View Full Version : Uniquely identify files



Xyem
May 19th, 2008, 03:39 PM
I would like to identify files by only their content. This is so a file manager ( of sorts ) that I am writing will be able to retain information about files regardless of what system I am accessing them from.

I imagine that a hash of the file is the best bet, but I am worried about collisions and also the time it would take to hash a large file ( and therefore, retrieve the information for it ).

Does anyone have any suggestions or advice about doing this?

slavik
May 19th, 2008, 03:45 PM
I wouldn't worry about hash collisions, especially when working with something like SHA-1 (SHA-2 start at 256 bit length and can be as big as 1K or bigger).

SHA-1 is 160 bits long, meaning there are 2^160 different hashes. Unless you are hashing at least more than half of that number, I wouldn't worry about collisions (if you do find any though, many people will be interested in the two files).

Xyem
May 19th, 2008, 03:56 PM
I'll make sure if I come across any, I'll post them some-place.

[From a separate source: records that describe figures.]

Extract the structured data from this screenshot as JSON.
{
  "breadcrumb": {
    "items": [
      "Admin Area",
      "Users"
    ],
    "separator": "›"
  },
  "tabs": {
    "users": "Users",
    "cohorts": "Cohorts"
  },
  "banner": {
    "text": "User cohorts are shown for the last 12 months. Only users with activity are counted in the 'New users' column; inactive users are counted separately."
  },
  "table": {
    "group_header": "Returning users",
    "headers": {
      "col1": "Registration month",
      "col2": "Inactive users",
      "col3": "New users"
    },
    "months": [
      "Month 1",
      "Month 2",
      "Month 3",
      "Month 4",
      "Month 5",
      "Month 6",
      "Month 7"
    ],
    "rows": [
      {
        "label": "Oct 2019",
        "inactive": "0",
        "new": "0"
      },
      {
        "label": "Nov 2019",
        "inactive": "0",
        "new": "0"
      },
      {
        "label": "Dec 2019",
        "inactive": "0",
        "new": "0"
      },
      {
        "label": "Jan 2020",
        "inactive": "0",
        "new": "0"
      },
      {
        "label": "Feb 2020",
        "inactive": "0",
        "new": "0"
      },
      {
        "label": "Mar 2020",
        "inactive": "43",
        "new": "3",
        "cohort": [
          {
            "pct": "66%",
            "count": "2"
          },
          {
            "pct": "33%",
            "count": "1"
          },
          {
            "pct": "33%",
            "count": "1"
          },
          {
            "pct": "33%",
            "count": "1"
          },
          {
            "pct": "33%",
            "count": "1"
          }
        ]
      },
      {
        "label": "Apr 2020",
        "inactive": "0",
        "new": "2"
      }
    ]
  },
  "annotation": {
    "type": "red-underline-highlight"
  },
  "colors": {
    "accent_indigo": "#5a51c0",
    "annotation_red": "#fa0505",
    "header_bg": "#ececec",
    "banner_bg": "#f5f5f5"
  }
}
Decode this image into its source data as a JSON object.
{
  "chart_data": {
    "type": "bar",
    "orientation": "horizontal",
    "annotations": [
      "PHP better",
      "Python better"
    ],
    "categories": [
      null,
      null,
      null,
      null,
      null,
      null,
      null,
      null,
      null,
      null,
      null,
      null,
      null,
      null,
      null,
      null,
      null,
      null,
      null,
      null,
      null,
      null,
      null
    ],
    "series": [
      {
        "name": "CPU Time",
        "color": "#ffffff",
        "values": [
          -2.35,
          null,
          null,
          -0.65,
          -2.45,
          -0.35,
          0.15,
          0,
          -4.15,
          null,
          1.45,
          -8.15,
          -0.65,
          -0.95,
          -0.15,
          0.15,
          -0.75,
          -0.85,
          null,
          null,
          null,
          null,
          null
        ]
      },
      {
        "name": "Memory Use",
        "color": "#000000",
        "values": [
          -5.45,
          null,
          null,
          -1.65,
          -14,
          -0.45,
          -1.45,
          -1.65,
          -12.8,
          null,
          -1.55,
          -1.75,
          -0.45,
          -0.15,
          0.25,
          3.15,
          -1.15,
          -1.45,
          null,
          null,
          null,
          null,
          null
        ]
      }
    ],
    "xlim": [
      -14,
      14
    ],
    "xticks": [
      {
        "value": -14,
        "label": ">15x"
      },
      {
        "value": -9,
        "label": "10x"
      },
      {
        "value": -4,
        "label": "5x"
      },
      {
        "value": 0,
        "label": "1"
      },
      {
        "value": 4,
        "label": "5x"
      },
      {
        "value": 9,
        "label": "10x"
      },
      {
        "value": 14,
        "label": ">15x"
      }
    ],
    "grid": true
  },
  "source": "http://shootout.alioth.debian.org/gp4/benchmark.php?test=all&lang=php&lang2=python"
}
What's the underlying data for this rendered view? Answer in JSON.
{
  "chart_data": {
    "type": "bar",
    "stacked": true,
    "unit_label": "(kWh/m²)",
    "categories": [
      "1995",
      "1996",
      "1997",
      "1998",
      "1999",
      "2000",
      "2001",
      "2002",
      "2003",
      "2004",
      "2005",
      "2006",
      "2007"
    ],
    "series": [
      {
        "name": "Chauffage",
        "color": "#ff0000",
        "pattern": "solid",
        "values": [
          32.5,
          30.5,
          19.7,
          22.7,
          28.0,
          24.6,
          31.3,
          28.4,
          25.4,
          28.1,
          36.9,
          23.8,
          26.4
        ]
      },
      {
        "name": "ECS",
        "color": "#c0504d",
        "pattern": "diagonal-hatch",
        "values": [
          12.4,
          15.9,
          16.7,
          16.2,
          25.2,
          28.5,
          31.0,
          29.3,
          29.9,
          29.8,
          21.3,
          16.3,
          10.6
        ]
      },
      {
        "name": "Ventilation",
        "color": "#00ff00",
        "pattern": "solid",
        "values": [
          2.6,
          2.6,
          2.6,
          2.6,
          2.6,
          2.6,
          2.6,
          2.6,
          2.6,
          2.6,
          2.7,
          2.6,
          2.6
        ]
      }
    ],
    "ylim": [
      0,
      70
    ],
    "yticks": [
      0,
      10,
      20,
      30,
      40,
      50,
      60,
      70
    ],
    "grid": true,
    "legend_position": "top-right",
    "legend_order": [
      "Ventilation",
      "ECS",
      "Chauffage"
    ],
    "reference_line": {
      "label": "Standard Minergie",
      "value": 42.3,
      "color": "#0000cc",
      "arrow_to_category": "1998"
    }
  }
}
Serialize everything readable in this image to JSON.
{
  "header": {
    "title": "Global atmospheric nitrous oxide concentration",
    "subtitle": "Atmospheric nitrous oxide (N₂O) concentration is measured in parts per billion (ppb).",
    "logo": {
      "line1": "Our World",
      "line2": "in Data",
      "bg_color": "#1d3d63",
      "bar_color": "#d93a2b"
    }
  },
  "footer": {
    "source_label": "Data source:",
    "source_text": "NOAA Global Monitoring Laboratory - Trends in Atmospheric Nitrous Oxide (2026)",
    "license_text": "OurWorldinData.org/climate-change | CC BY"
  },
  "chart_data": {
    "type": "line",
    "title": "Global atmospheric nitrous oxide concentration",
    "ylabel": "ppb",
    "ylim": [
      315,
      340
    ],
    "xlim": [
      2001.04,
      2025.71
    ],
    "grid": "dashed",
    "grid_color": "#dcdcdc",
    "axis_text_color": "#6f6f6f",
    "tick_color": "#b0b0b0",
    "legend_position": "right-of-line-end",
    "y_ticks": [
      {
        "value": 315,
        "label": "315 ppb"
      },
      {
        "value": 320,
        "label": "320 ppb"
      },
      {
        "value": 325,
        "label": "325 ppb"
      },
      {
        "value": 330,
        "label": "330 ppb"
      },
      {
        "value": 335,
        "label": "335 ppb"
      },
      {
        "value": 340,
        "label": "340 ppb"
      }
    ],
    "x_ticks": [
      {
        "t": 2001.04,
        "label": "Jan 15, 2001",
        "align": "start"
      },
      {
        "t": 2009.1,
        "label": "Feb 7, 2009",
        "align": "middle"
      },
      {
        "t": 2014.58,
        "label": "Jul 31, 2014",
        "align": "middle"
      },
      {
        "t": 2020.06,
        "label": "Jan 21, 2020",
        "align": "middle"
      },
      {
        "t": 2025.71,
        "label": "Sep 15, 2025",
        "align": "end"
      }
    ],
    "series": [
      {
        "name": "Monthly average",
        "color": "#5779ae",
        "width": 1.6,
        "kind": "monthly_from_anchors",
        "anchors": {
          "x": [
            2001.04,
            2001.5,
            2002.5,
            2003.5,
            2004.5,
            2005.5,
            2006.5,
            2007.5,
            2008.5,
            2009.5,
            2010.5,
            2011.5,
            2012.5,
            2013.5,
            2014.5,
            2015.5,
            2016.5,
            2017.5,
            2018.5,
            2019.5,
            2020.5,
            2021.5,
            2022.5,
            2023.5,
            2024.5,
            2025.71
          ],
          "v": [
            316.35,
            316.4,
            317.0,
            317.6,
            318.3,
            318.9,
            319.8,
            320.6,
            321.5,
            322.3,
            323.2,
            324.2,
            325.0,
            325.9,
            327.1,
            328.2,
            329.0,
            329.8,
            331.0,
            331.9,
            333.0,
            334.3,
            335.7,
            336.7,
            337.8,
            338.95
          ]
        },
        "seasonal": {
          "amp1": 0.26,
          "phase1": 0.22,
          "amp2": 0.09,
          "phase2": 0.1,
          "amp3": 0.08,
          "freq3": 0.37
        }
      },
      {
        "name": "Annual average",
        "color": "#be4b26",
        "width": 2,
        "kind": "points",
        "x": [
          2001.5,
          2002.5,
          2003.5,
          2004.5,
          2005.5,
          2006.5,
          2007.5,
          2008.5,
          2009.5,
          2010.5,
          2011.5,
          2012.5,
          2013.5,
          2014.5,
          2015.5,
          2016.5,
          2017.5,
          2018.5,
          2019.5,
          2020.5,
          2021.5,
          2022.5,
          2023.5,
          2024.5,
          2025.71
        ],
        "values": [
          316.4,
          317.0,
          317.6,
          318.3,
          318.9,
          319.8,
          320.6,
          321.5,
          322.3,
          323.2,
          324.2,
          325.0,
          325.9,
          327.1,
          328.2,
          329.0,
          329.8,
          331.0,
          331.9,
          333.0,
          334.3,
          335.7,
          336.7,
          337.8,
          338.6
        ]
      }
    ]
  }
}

It does appear I didn't think this through very thoroughly anyway. I wanted to be able to tag files ( any file ) with information but if the file ever changed, it would become disassociated from the data held the file manager ( if linked by content/hash ). For some reason, this hadn't actually occurred to me until just now :(

I would imagine the sort of thing I am looking to do would have to be handled at the file-system level.. guess I'll have to stick to making an image/story/video tagging system [ written in Perl and Tcl/Tk ] :)

Thanks for the input!